Bu düşüncelerime kısa bir süreliğine ara verip kapıyı açtım. Yere oturmuş ağlıyordu. Hani erkekler ağlamazdı? Bal gibi de ağlarlar. Her şeye rağmen ağlamayan erkeklerin kalbi taşlaşmıştır. Bütün gururumu ve düşüncelerimi bir kenara bırakarak Aydın'ın boynuna sarıldım. O da bana sarılmış, başını saçlarıma gömmüştü.
"Neden daha önce söylemedin Aydın?" Bedenimi ondan çekerek içimi parçalayan o soruyu sordum." Yapamadım Deniz, yapamazdım. O günle bugün arasında dağlar kadar fark var."
"Peki neden bugün? Yani ne değişti ki?" Bu soruyu sorduğumda sanki gözlerinin parladığını gördüm. "Dün boşandık. Zeynep istemedi. Ama babasına durumu açıkladım. Onunla mutlu olmadığımı, elimi dahi sürmediğimi söyledim. Tabi o da anlayışla karşıladı ve Zeynep'i ikna etti." Bunu söylediğinde içimdeki huzur büyük bir heyecana dönüşmüştü. Alnı alnıma, burnu burnuma değiyordu. Nefesi dudaklarıma değdikçe kalp ritmimin olması gerekenden kat ve kat daha hızlı atıyordu. Kımıldayamıyorum, nefes bile alamıyorum. Ama bu durumdan kurtulmalıydım.
"Kahve?" dedim bir anda. Başını başımdan uzaklaştırdı. Başını başımdan uzaklaştırdı, güzel gözleriyle beni yukarıdan aşağıya süzdü. Böyle yapması bile karnımda büyük bir ağrıya neden olmuştu. "Olur." dedi bir anda. Başka bir şey söylemeden eve girdik. Ceketlerimizi askılığa astıktan sonra Aydın oturma odasına, bende mutfağa gittim. Cezveye kahveyi koydum. Piştikten sonra fincanlara döktüm, içeriye götürdüm. İçeri girdiğimde Aydın'ı komodinin üzerinde duran fotoğrafı eline almış bakıyordu. Fincanları sehpaya koyduktan sonra o sormadan ben anlatmaya başladım.

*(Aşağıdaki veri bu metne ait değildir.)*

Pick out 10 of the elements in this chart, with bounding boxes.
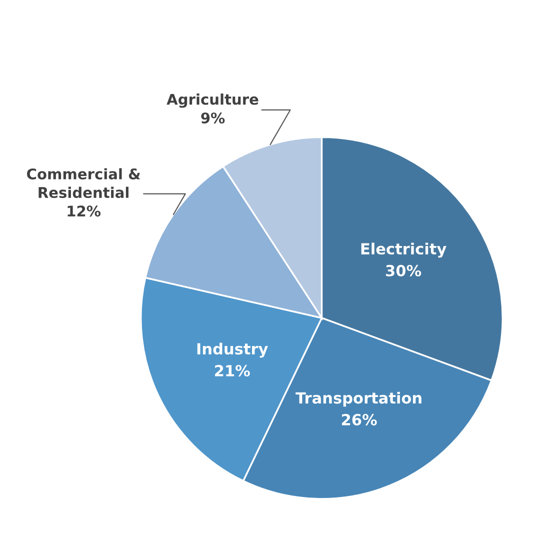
data-label: 26%: [342, 414, 377, 426]
slice-label: Electricity: [361, 242, 446, 258]
data-label: 12%: [68, 206, 101, 217]
slice-label: Industry: [197, 342, 268, 358]
slice-label: Agriculture: [166, 94, 258, 108]
data-label: 21%: [215, 364, 250, 376]
data-label: 30%: [386, 264, 422, 276]
slice-label: Commercial & Residential: [27, 168, 140, 198]
slice-label: Transportation: [296, 392, 422, 407]
data-label: 9%: [201, 112, 225, 124]
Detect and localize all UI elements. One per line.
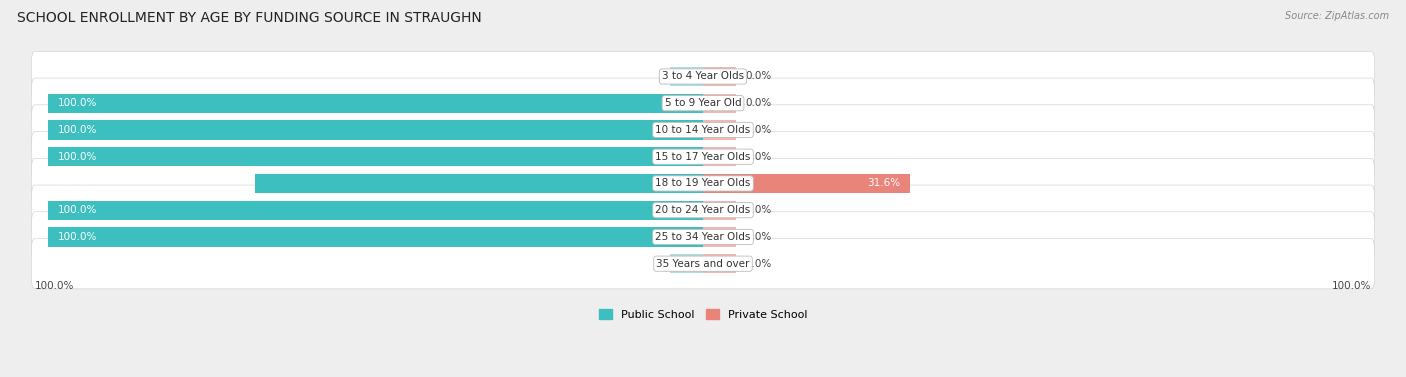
Text: 18 to 19 Year Olds: 18 to 19 Year Olds: [655, 178, 751, 188]
Text: SCHOOL ENROLLMENT BY AGE BY FUNDING SOURCE IN STRAUGHN: SCHOOL ENROLLMENT BY AGE BY FUNDING SOUR…: [17, 11, 482, 25]
Text: 100.0%: 100.0%: [35, 281, 75, 291]
Legend: Public School, Private School: Public School, Private School: [595, 305, 811, 324]
Bar: [48, 147, 703, 166]
Bar: [703, 201, 735, 220]
Text: 0.0%: 0.0%: [745, 125, 772, 135]
Text: 3 to 4 Year Olds: 3 to 4 Year Olds: [662, 72, 744, 81]
FancyBboxPatch shape: [31, 212, 1375, 262]
Text: 10 to 14 Year Olds: 10 to 14 Year Olds: [655, 125, 751, 135]
FancyBboxPatch shape: [31, 158, 1375, 208]
Text: 15 to 17 Year Olds: 15 to 17 Year Olds: [655, 152, 751, 162]
Bar: [703, 227, 735, 247]
Bar: [254, 174, 703, 193]
Text: 0.0%: 0.0%: [745, 259, 772, 269]
Bar: [703, 120, 735, 139]
Text: Source: ZipAtlas.com: Source: ZipAtlas.com: [1285, 11, 1389, 21]
FancyBboxPatch shape: [31, 239, 1375, 289]
Bar: [48, 201, 703, 220]
FancyBboxPatch shape: [31, 51, 1375, 101]
Text: 5 to 9 Year Old: 5 to 9 Year Old: [665, 98, 741, 108]
Bar: [703, 174, 910, 193]
Text: 25 to 34 Year Olds: 25 to 34 Year Olds: [655, 232, 751, 242]
FancyBboxPatch shape: [31, 78, 1375, 128]
Text: 0.0%: 0.0%: [745, 152, 772, 162]
Text: 35 Years and over: 35 Years and over: [657, 259, 749, 269]
Bar: [671, 67, 703, 86]
FancyBboxPatch shape: [31, 132, 1375, 182]
Bar: [48, 227, 703, 247]
Bar: [703, 147, 735, 166]
Text: 0.0%: 0.0%: [745, 232, 772, 242]
Text: 0.0%: 0.0%: [745, 72, 772, 81]
FancyBboxPatch shape: [31, 185, 1375, 235]
Text: 100.0%: 100.0%: [58, 98, 97, 108]
Text: 100.0%: 100.0%: [58, 125, 97, 135]
Text: 0.0%: 0.0%: [745, 98, 772, 108]
Text: 0.0%: 0.0%: [745, 205, 772, 215]
Bar: [671, 254, 703, 273]
Text: 100.0%: 100.0%: [58, 205, 97, 215]
Text: 100.0%: 100.0%: [58, 232, 97, 242]
Text: 31.6%: 31.6%: [868, 178, 900, 188]
Text: 100.0%: 100.0%: [1331, 281, 1371, 291]
Text: 100.0%: 100.0%: [58, 152, 97, 162]
Bar: [48, 93, 703, 113]
Bar: [703, 254, 735, 273]
Text: 20 to 24 Year Olds: 20 to 24 Year Olds: [655, 205, 751, 215]
Text: 0.0%: 0.0%: [664, 72, 690, 81]
FancyBboxPatch shape: [31, 105, 1375, 155]
Bar: [703, 93, 735, 113]
Text: 0.0%: 0.0%: [664, 259, 690, 269]
Bar: [703, 67, 735, 86]
Text: 68.4%: 68.4%: [657, 178, 690, 188]
Bar: [48, 120, 703, 139]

"Annem... Beni beş yaşında yurda bırakıp giden o kadın. Yurda bıraktıktan iki gün sonra bu fotoğrafı vermiş yurt müdürüne. Müdür de bana verdi bu fotoğrafı. Ondan nefret ediyorum, belki de sevmiyorum. Ama saklıyorum işte. Aydın, ben onu sevmediğimi ne kadar söylersem söyleyeyim kalbim öyle demiyor. Evet, annemi seviyorum. Ben onsuz büyüdüm, onsuz ağladım, ben ilk aşkımı ona değil battaniyemin altında kendime anlattım. Orası oldu benim yuvam. Orası oldu benim dert ortağım. Orası... Orası... Benim..." Hıçkıra hıçkıra ağlıyordum. Sanki on dört yıl boyunca içimde biriktirdiğim kinimi kusuyordum. Eliyle göz yaşlarımı sildikten sonra başımı göğsüne yasladım. Bu durumda biraz daha ağladım. Kafamı kaldırdığımda ise bana acır gözlerle bakıyordu. Ta ki ağzından çıkan o söze kadar.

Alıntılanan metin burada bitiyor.